ORONO, Maine — With less than two weeks remaining before students descend by the thousands on the University of Maine campus, work is winding down on about $25 million in construction and renovation projects, according to university officials.
That includes about $5.5 million in work funded through a voter-approved bond to improve outdated labs, lecture halls and heating systems.
One of the biggest transformations is happening inside Aubert Hall, one of the busier halls on campus. Most students studying the sciences or engineering spend a lot of time there, taking chemistry courses and labs.
“You can’t be doing today’s science and engineering in labs that are 50 years old,” said Barbara Cole, professor and chairwoman of the UMaine chemistry department. “It just doesn’t work anymore.”
Aubert now has a collection of six newly renovated labs after a couple at a time were updated over the past several years. There are still three old teaching labs that likely will be renovated in the future.
The old lab spaces were designed in the 1950s and hadn’t seen a major update in several decades. Breakout rooms, where students can work on computers or collaborate in groups outside the lab, were often tables lining the hallway rather than actual rooms. The student workspaces restricted instructors’ ability to monitor what was going on and prevent potentially hazardous mistakes.

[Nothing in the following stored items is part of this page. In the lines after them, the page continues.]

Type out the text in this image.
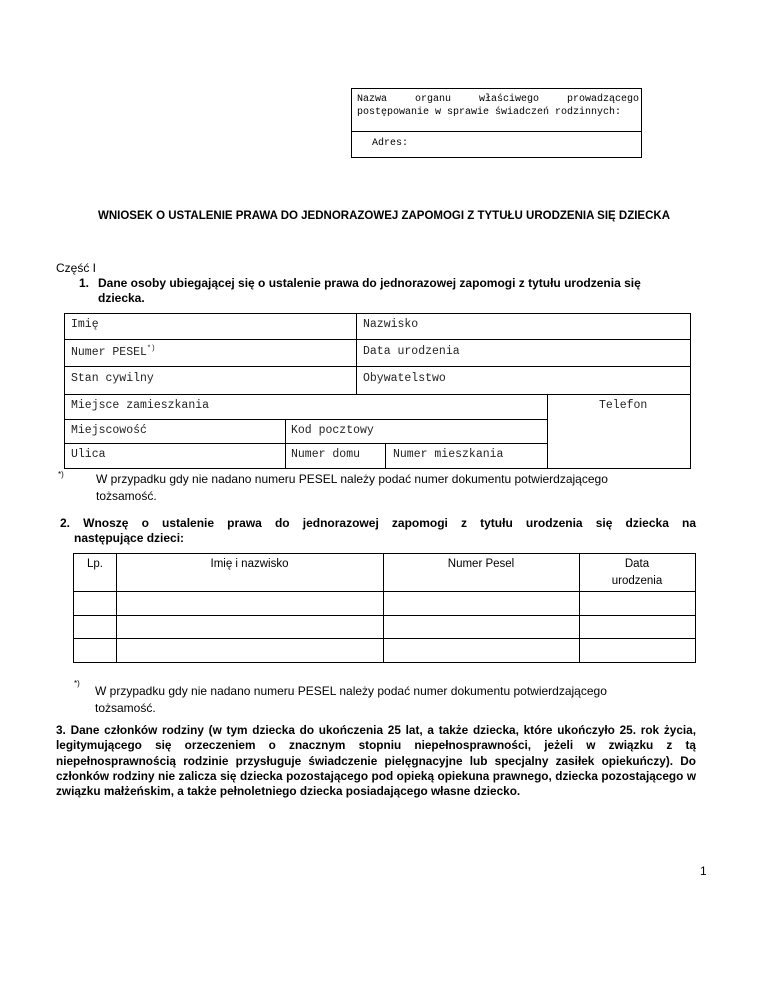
Nazwa organu właściwego prowadzącego postępowanie w sprawie świadczeń rodzinnych:
Adres:
WNIOSEK O USTALENIE PRAWA DO JEDNORAZOWEJ ZAPOMOGI Z TYTUŁU URODZENIA SIĘ DZIECKA
Część I
1. Dane osoby ubiegającej się o ustalenie prawa do jednorazowej zapomogi z tytułu urodzenia się dziecka.
Imię	Nazwisko
Numer PESEL*)	Data urodzenia
Stan cywilny	Obywatelstwo
Miejsce zamieszkania	Telefon
Miejscowość	Kod pocztowy
Ulica	Numer domu	Numer mieszkania
*)	W przypadku gdy nie nadano numeru PESEL należy podać numer dokumentu potwierdzającego
tożsamość.
2. Wnoszę o ustalenie prawa do jednorazowej zapomogi z tytułu urodzenia się dziecka na
następujące dzieci:
Lp.	Imię i nazwisko	Numer Pesel	Data
urodzenia
*)
W przypadku gdy nie nadano numeru PESEL należy podać numer dokumentu potwierdzającego
tożsamość.
3. Dane członków rodziny (w tym dziecka do ukończenia 25 lat, a także dziecka, które ukończyło 25. rok życia, legitymującego się orzeczeniem o znacznym stopniu niepełnosprawności, jeżeli w związku z tą niepełnosprawnością rodzinie przysługuje świadczenie pielęgnacyjne lub specjalny zasiłek opiekuńczy). Do członków rodziny nie zalicza się dziecka pozostającego pod opieką opiekuna prawnego, dziecka pozostającego w związku małżeńskim, a także pełnoletniego dziecka posiadającego własne dziecko.
1
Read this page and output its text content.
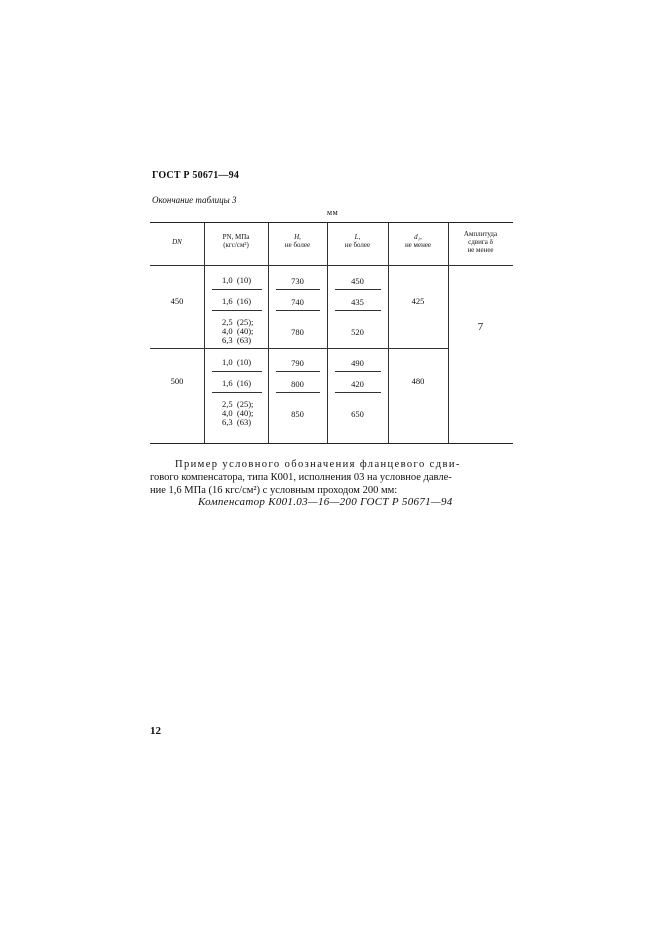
ГОСТ Р 50671—94
Окончание таблицы 3
мм
DN
PN, МПа
(кгс/см²)
H,
не более
L,
не более
d₁,
не менее
Амплитуда
сдвига δ
не менее
450
1,0  (10)
1,6  (16)
2,5  (25);
4,0  (40);
6,3  (63)
730
740
780
450
435
520
425
7
500
1,0  (10)
1,6  (16)
2,5  (25);
4,0  (40);
6,3  (63)
790
800
850
490
420
650
480
Пример условного обозначения фланцевого сдви-
гового компенсатора, типа К001, исполнения 03 на условное давле-
ние 1,6 МПа (16 кгс/см²) с условным проходом 200 мм:
Компенсатор К001.03—16—200 ГОСТ Р 50671—94
12
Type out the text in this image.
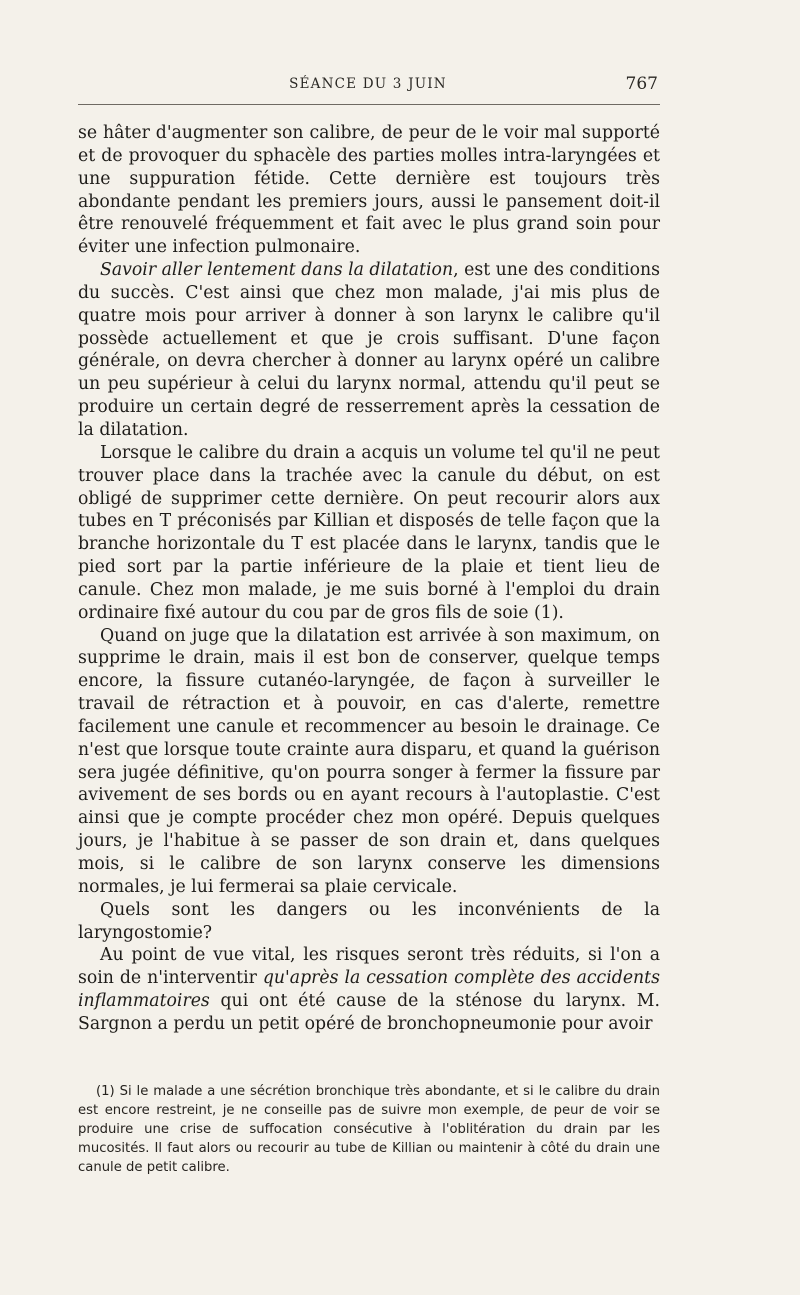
SÉANCE DU 3 JUIN	767

se hâter d'augmenter son calibre, de peur de le voir mal supporté et de provoquer du sphacèle des parties molles intra-laryngées et une suppuration fétide. Cette dernière est toujours très abondante pendant les premiers jours, aussi le pansement doit-il être renouvelé fréquemment et fait avec le plus grand soin pour éviter une infection pulmonaire.

Savoir aller lentement dans la dilatation, est une des conditions du succès. C'est ainsi que chez mon malade, j'ai mis plus de quatre mois pour arriver à donner à son larynx le calibre qu'il possède actuellement et que je crois suffisant. D'une façon générale, on devra chercher à donner au larynx opéré un calibre un peu supérieur à celui du larynx normal, attendu qu'il peut se produire un certain degré de resserrement après la cessation de la dilatation.

Lorsque le calibre du drain a acquis un volume tel qu'il ne peut trouver place dans la trachée avec la canule du début, on est obligé de supprimer cette dernière. On peut recourir alors aux tubes en T préconisés par Killian et disposés de telle façon que la branche horizontale du T est placée dans le larynx, tandis que le pied sort par la partie inférieure de la plaie et tient lieu de canule. Chez mon malade, je me suis borné à l'emploi du drain ordinaire fixé autour du cou par de gros fils de soie (1).

Quand on juge que la dilatation est arrivée à son maximum, on supprime le drain, mais il est bon de conserver, quelque temps encore, la fissure cutanéo-laryngée, de façon à surveiller le travail de rétraction et à pouvoir, en cas d'alerte, remettre facilement une canule et recommencer au besoin le drainage. Ce n'est que lorsque toute crainte aura disparu, et quand la guérison sera jugée définitive, qu'on pourra songer à fermer la fissure par avivement de ses bords ou en ayant recours à l'autoplastie. C'est ainsi que je compte procéder chez mon opéré. Depuis quelques jours, je l'habitue à se passer de son drain et, dans quelques mois, si le calibre de son larynx conserve les dimensions normales, je lui fermerai sa plaie cervicale.

Quels sont les dangers ou les inconvénients de la laryngostomie?

Au point de vue vital, les risques seront très réduits, si l'on a soin de n'interventir qu'après la cessation complète des accidents inflammatoires qui ont été cause de la sténose du larynx. M. Sargnon a perdu un petit opéré de bronchopneumonie pour avoir

(1) Si le malade a une sécrétion bronchique très abondante, et si le calibre du drain est encore restreint, je ne conseille pas de suivre mon exemple, de peur de voir se produire une crise de suffocation consécutive à l'oblitération du drain par les mucosités. Il faut alors ou recourir au tube de Killian ou maintenir à côté du drain une canule de petit calibre.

The labs also weren’t fully compliant with Americans With Disabilities Act requirements, Cole said.
The new labs are brighter and offer better visibility, more space, multiple fume hoods and better amenities. That portion of the building is more than a century old, so crews had to deal with uneven floors and walls as they worked to update the lab spaces.
In all, the work this year at Aubert cost about $2.7 million.

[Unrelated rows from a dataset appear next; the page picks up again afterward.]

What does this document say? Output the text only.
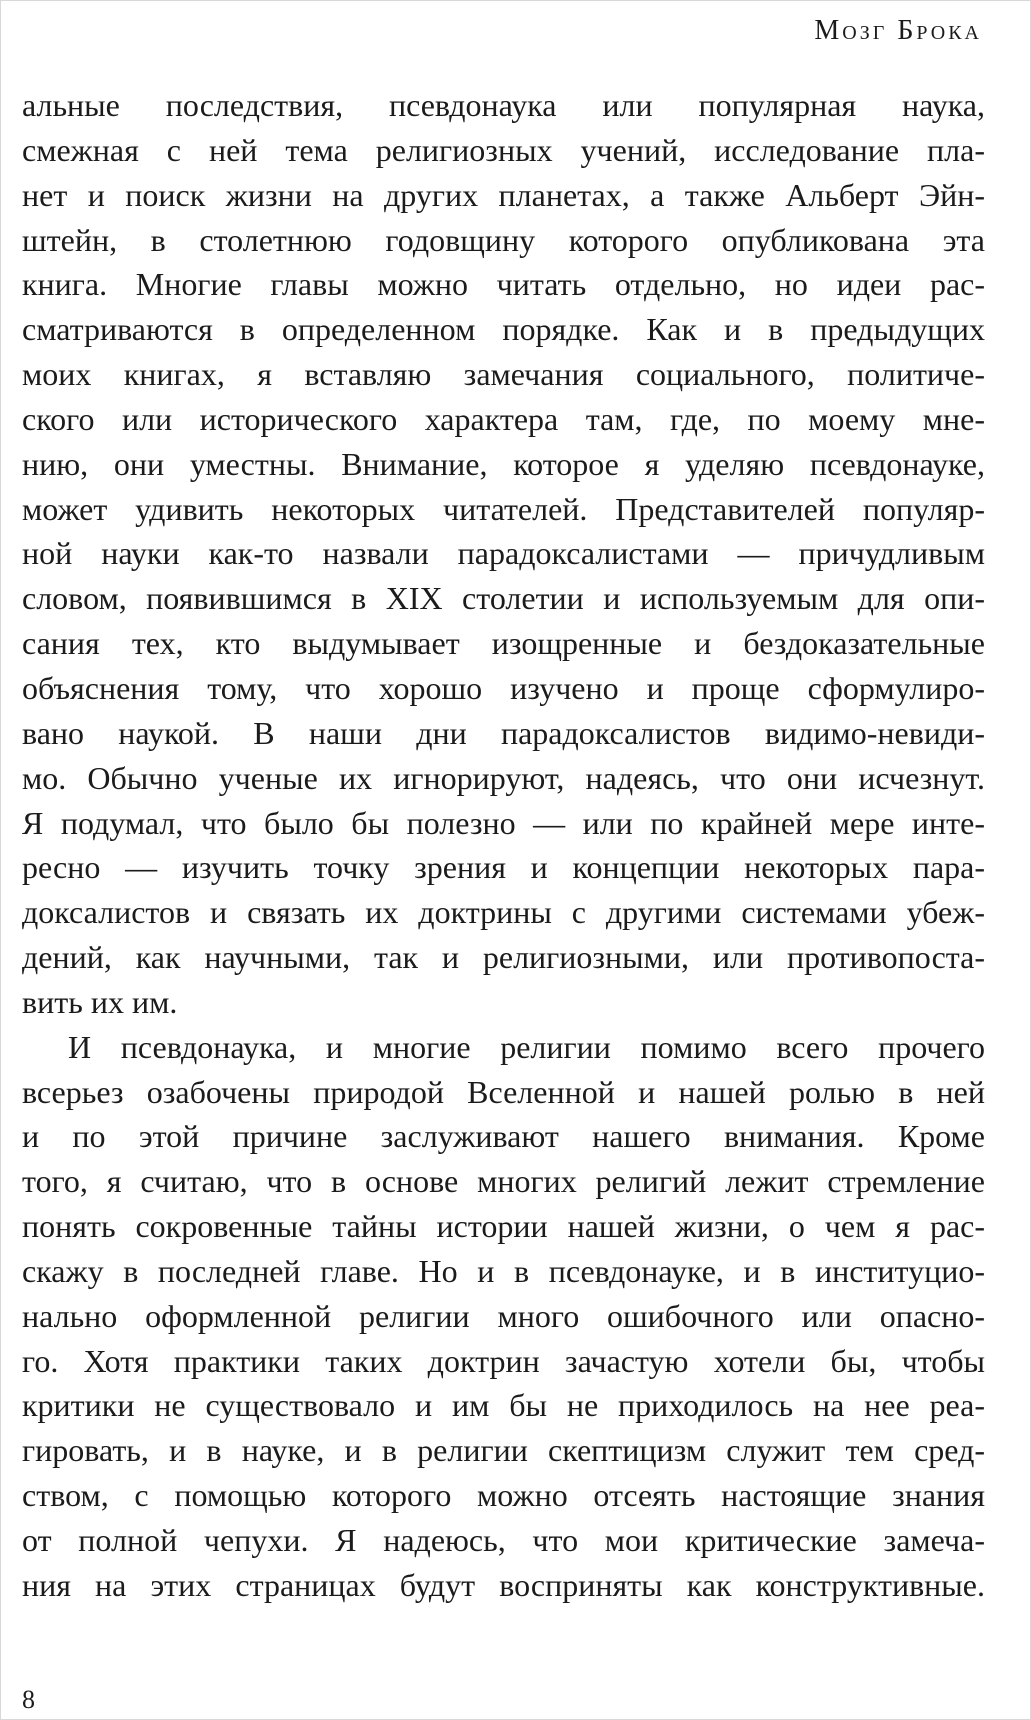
Мозг Брока
альные последствия, псевдонаука или популярная наука,
смежная с ней тема религиозных учений, исследование пла-
нет и поиск жизни на других планетах, а также Альберт Эйн-
штейн, в столетнюю годовщину которого опубликована эта
книга. Многие главы можно читать отдельно, но идеи рас-
сматриваются в определенном порядке. Как и в предыдущих
моих книгах, я вставляю замечания социального, политиче-
ского или исторического характера там, где, по моему мне-
нию, они уместны. Внимание, которое я уделяю псевдонауке,
может удивить некоторых читателей. Представителей популяр-
ной науки как-то назвали парадоксалистами — причудливым
словом, появившимся в XIX столетии и используемым для опи-
сания тех, кто выдумывает изощренные и бездоказательные
объяснения тому, что хорошо изучено и проще сформулиро-
вано наукой. В наши дни парадоксалистов видимо-невиди-
мо. Обычно ученые их игнорируют, надеясь, что они исчезнут.
Я подумал, что было бы полезно — или по крайней мере инте-
ресно — изучить точку зрения и концепции некоторых пара-
доксалистов и связать их доктрины с другими системами убеж-
дений, как научными, так и религиозными, или противопоста-
вить их им.
И псевдонаука, и многие религии помимо всего прочего
всерьез озабочены природой Вселенной и нашей ролью в ней
и по этой причине заслуживают нашего внимания. Кроме
того, я считаю, что в основе многих религий лежит стремление
понять сокровенные тайны истории нашей жизни, о чем я рас-
скажу в последней главе. Но и в псевдонауке, и в институцио-
нально оформленной религии много ошибочного или опасно-
го. Хотя практики таких доктрин зачастую хотели бы, чтобы
критики не существовало и им бы не приходилось на нее реа-
гировать, и в науке, и в религии скептицизм служит тем сред-
ством, с помощью которого можно отсеять настоящие знания
от полной чепухи. Я надеюсь, что мои критические замеча-
ния на этих страницах будут восприняты как конструктивные.
8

The remainder of the $5.5 million bond funding was split among renovation efforts at Little, Boardman and Bennett Halls, according to Jeffrey Aceto, assistant director of construction administration.

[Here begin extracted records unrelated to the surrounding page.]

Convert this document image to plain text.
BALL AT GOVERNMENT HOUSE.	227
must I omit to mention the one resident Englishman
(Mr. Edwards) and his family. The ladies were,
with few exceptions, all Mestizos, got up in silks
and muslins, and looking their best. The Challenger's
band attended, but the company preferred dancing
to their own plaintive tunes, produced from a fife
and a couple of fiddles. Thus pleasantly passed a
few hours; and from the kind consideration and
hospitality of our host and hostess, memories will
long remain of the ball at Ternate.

He said the university wanted to spread that money across as many buildings as possible, hitting some of the more heavily used lecture and classroom spaces on campus.
Little Hall got $1.7 million to upgrade its first-floor lecture halls and update its heating, ventilation and air conditioning systems, as well as its electrical infrastructure.
Boardman Hall received $700,000 to improve the civil engineering concrete lab facility. Bennett Hall got $450,000 to improve its classroom and lecture hall space.
There are other major projects in the works not funded by that bond. Separate voter-approved bonds will result in a $9 million disease and tick laboratory, which is in planning and design stages, as well as a $9 million Advanced Structures and Composites Center wind and wave laboratory, which is nearing completion.
The rest of the work going on around campus is being paid for through a mix of university money, private gifts and federal grants.
Smaller projects, such as the rebuilding of the Long Road entrance to the university and repaving of parking lots, are going on across the campus.
Aceto said the projects are on time and on budget, in spite of tight time constraints. This amount of work at UMaine during the summer isn’t unusual, and is likely to continue for a long time to come.
The infrastructure of the University of Maine System and its seven campuses is in serious need of improvement, according to consultants. The system has too much space for an institution of its size, and needs to decide whether to renovate and better use existing infrastructure or shed itself of property.
The system and its universities have been taking a mixed approach, both downsizing and modernizing. For example, the system is selling its downtown Bangor headquarters and the University of Southern Maine is disposing of old office buildings and moving staff into underused offices elsewhere on campus.
Across the system, there are efforts to catch up with a more than $400 million backlog in maintenance that has been put off at the campuses’ aging buildings.